Gostaria de evocar algumas reflexões sobre psicanálise, feminilidade e política que me ocorreram sobre a prisão da psicanalista Rafah Nached na Síria, e antes de começar dizer o que pensei sobre sua filha, que acaba de dar à luz, e vê esse acontecimento tão perturbador na vida de uma mulher, que é o nascimento de uma criança, associado ao rapto de sua própria mãe.
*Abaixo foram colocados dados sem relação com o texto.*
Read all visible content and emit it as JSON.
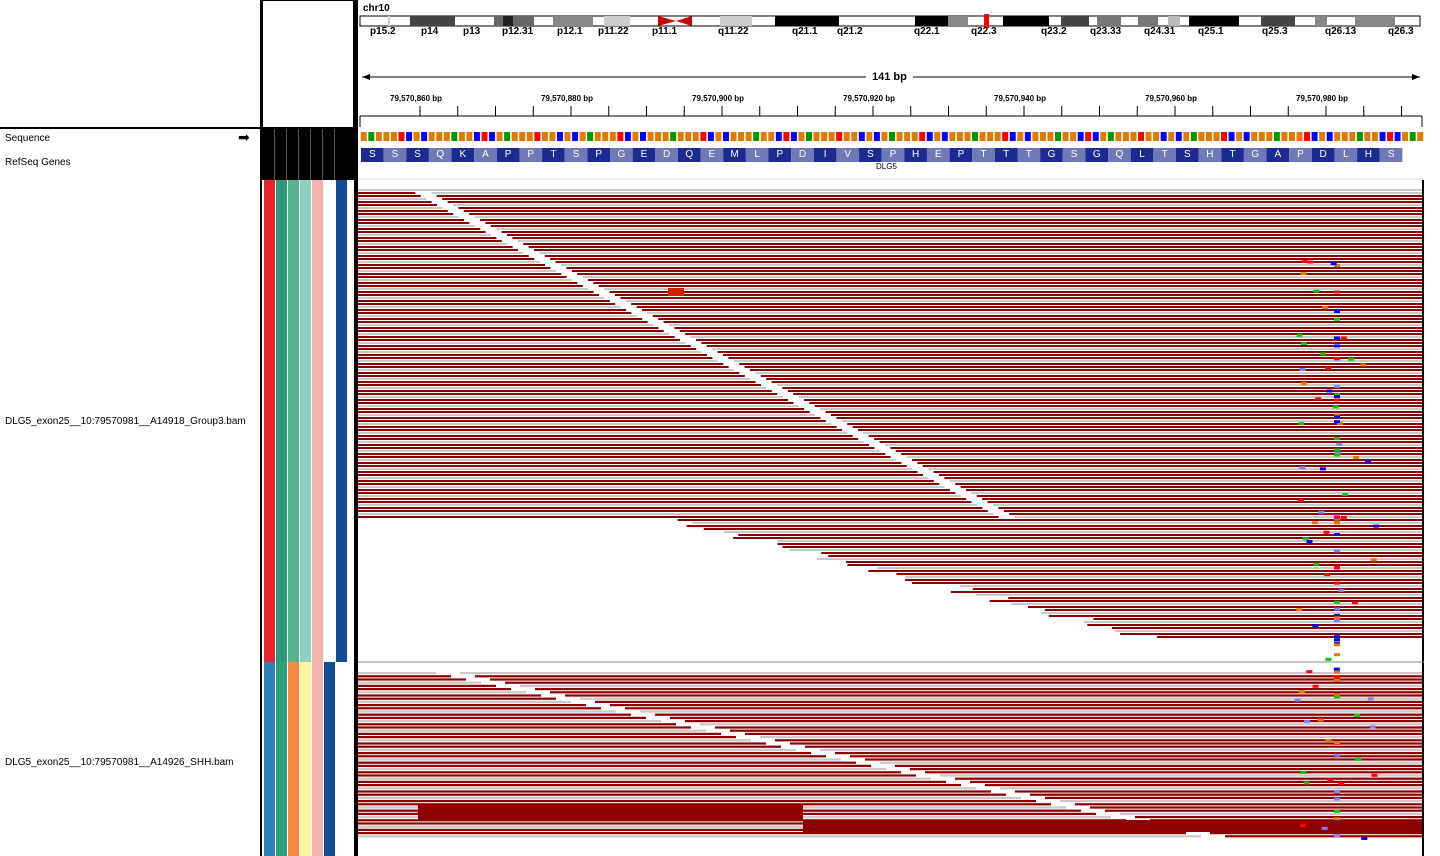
{
  "colors": {
    "read_fill": "#8b0000",
    "read_alt": "#c8c8c8",
    "gene_dark": "#1b2b8f",
    "gene_light": "#6e79b5"
  },
  "ideogram": {
    "chromosome": "chr10",
    "bands": [
      "p15.2",
      "p14",
      "p13",
      "p12.31",
      "p12.1",
      "p11.22",
      "p11.1",
      "q11.22",
      "q21.1",
      "q21.2",
      "q22.1",
      "q22.3",
      "q23.2",
      "q23.33",
      "q24.31",
      "q25.1",
      "q25.3",
      "q26.13",
      "q26.3"
    ]
  },
  "ruler": {
    "span_label": "141 bp",
    "ticks": [
      "79,570,860 bp",
      "79,570,880 bp",
      "79,570,900 bp",
      "79,570,920 bp",
      "79,570,940 bp",
      "79,570,960 bp",
      "79,570,980 bp"
    ]
  },
  "tracks": {
    "sequence_label": "Sequence",
    "refseq_label": "RefSeq Genes",
    "gene_name": "DLG5",
    "amino_acids": [
      "S",
      "S",
      "S",
      "Q",
      "K",
      "A",
      "P",
      "P",
      "T",
      "S",
      "P",
      "G",
      "E",
      "D",
      "Q",
      "E",
      "M",
      "L",
      "P",
      "D",
      "I",
      "V",
      "S",
      "P",
      "H",
      "E",
      "P",
      "T",
      "T",
      "T",
      "G",
      "S",
      "G",
      "Q",
      "L",
      "T",
      "S",
      "H",
      "T",
      "G",
      "A",
      "P",
      "D",
      "L",
      "H",
      "S"
    ],
    "bam1_label": "DLG5_exon25__10:79570981__A14918_Group3.bam",
    "bam2_label": "DLG5_exon25__10:79570981__A14926_SHH.bam"
  },
  "attribute_columns": {
    "bam1": [
      "#e8262a",
      "#2c9a7a",
      "#57b38f",
      "#8fd1c1",
      "#f6b2ad",
      "#ffffff",
      "#124e96"
    ],
    "bam2": [
      "#3180b8",
      "#2f9e79",
      "#f5883a",
      "#fff6a0",
      "#f6b2ad",
      "#124e96",
      "#ffffff"
    ]
  }
}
Ainda que a psicanálise refira-se ao campo do íntimo, ainda que só diga respeito àquele que nela se envolve, a ponto de não ser da conta nem de sua família, nem de seu entorno, nem de seus colegas, ela não é, entretanto, uma prática apartada da sociedade e da política. A psicanálise permite apreender em que sentido o espaço que uma sociedade reserva ao íntimo manifesta também sua capacidade de respeitar os valores democráticos. Deste modo ela tem implicações éticas tanto para o sujeito em análise quanto para a sociedade na qual é possível exercê-la.

Ora, a psicanálise no século XXI é incriminada como uma teoria e uma prática que deveria fazer sua autocrítica. Na França, em particular uma espécie de amnésia que conduz a uma negação da história, permite àqueles que desprezam a psicanálise realizar aproximações entre ela e o totalitarismo, a ponto de fazer de seu fundador um fervoroso adepto do Führer, um misógino que teria buscado desvalorizar a feminilidade, de fazer de Lacan um homem com tendências antisemitas, ou então transformar os psicanalistas em seres desviantes, desequilibrados, não merecedores da suposição de saber da qual são investidos por seus analisantes. Que a psicanálise tenha sido diretamente considerada ameaçadora por todos os regimes totalitários desde a Segunda Guerra mundial, que os nazistas tenham queimado os livros de Freud, que os psicanalistas da primeira geração tenham fugido do leste europeu durante a guerra fria, que os regimes comunistas tenham conduzido ao desaparecimento a transmissão da psicanálise nessa região da europa que, no entanto, era a terra natal da psicanálise, que as mulheres tenham podido, graças à descoberta freudiana do inconsciente, fazer passar ao logos o que só se exprimia em silêncio nos seus corpos, tudo isso não conta. Não conta mais. Foi esquecido.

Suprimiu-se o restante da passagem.